It's probably the best thing I've ever executed in my life — the discipline to go to customers, explain the situation, implement the solution, tell them we're going to give them more than they're owed, not less, and execute it in the midst of the world collapsing. That's what survival looks like.
Michael Dermer — Career Timeline
Part III — "You Got Kicked Between the Legs 20 Times a Day. You Just Stopped Noticing."
Q
You spent three years working 20-hour days to save IncentOne. How do you not break?
Michael Dermer
There's a famous Winston Churchill quote — "When you're going through hell, you just keep going." You focus on what you can chip away at. You can't control the fact that the world's largest financial institutions are crumbling. You can control what tasks you do today that move the ball forward. You work the problem.

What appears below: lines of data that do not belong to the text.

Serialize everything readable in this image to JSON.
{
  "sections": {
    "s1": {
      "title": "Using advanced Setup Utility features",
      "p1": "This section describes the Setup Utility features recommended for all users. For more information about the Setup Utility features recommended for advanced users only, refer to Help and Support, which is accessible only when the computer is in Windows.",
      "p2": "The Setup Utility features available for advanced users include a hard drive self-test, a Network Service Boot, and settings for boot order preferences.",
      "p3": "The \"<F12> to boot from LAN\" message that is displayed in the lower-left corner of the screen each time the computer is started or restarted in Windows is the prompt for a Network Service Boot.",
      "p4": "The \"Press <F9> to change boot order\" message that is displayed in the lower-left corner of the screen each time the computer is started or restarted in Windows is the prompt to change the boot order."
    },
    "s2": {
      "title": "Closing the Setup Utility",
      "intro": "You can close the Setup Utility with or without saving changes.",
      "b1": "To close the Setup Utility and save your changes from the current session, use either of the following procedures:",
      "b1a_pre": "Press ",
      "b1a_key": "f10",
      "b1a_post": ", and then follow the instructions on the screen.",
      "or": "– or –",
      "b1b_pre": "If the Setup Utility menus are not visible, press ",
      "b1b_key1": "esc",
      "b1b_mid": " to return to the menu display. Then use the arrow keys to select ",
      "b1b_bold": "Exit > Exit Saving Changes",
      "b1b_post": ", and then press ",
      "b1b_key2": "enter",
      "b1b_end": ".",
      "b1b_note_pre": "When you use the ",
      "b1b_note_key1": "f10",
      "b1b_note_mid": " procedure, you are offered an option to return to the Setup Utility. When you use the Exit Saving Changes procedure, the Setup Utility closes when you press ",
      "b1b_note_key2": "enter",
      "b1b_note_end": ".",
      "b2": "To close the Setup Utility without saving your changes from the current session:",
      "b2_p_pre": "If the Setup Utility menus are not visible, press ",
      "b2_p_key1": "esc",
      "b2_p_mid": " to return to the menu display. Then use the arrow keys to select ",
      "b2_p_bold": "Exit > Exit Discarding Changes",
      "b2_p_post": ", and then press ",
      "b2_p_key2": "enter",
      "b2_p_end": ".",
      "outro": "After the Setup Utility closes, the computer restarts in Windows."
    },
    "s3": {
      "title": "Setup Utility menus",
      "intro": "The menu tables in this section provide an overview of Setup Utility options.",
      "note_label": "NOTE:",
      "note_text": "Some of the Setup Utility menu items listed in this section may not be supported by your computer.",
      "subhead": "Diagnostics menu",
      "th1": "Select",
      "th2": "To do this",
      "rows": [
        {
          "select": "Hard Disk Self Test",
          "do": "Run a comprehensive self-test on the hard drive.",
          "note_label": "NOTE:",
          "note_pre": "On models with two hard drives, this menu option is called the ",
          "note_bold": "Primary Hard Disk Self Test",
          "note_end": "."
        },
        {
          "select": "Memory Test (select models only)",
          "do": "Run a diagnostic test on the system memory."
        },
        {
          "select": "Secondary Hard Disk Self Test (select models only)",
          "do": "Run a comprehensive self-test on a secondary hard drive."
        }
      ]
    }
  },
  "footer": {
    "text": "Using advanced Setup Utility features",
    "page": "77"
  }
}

There's a scene in Apollo 13 where Bill Paxton's character questions whether Houston is giving them accurate information, and Tom Hanks says, "All right, there's a thousand things that have to happen in order. We are on number eight. You're talking about number six hundred and ninety-two. We're not going to go bouncing off the walls for ten minutes, because we're just going to end up back here with the same problems." That's the philosophy. Work the problem. Don't bounce off the walls.
Q
And the cold shower — that started during this period?
Michael Dermer
It started by accident. One day after my normal 5 a.m. workout, the gym's shower produced only freezing water. I didn't flinch. Instead I thought, "If I can endure this, I can face anything the day would bring." Five minutes. Freezing water. Every morning since October 2008. It's not a stunt — it's identity. It's a daily proof that you can withstand discomfort and still function.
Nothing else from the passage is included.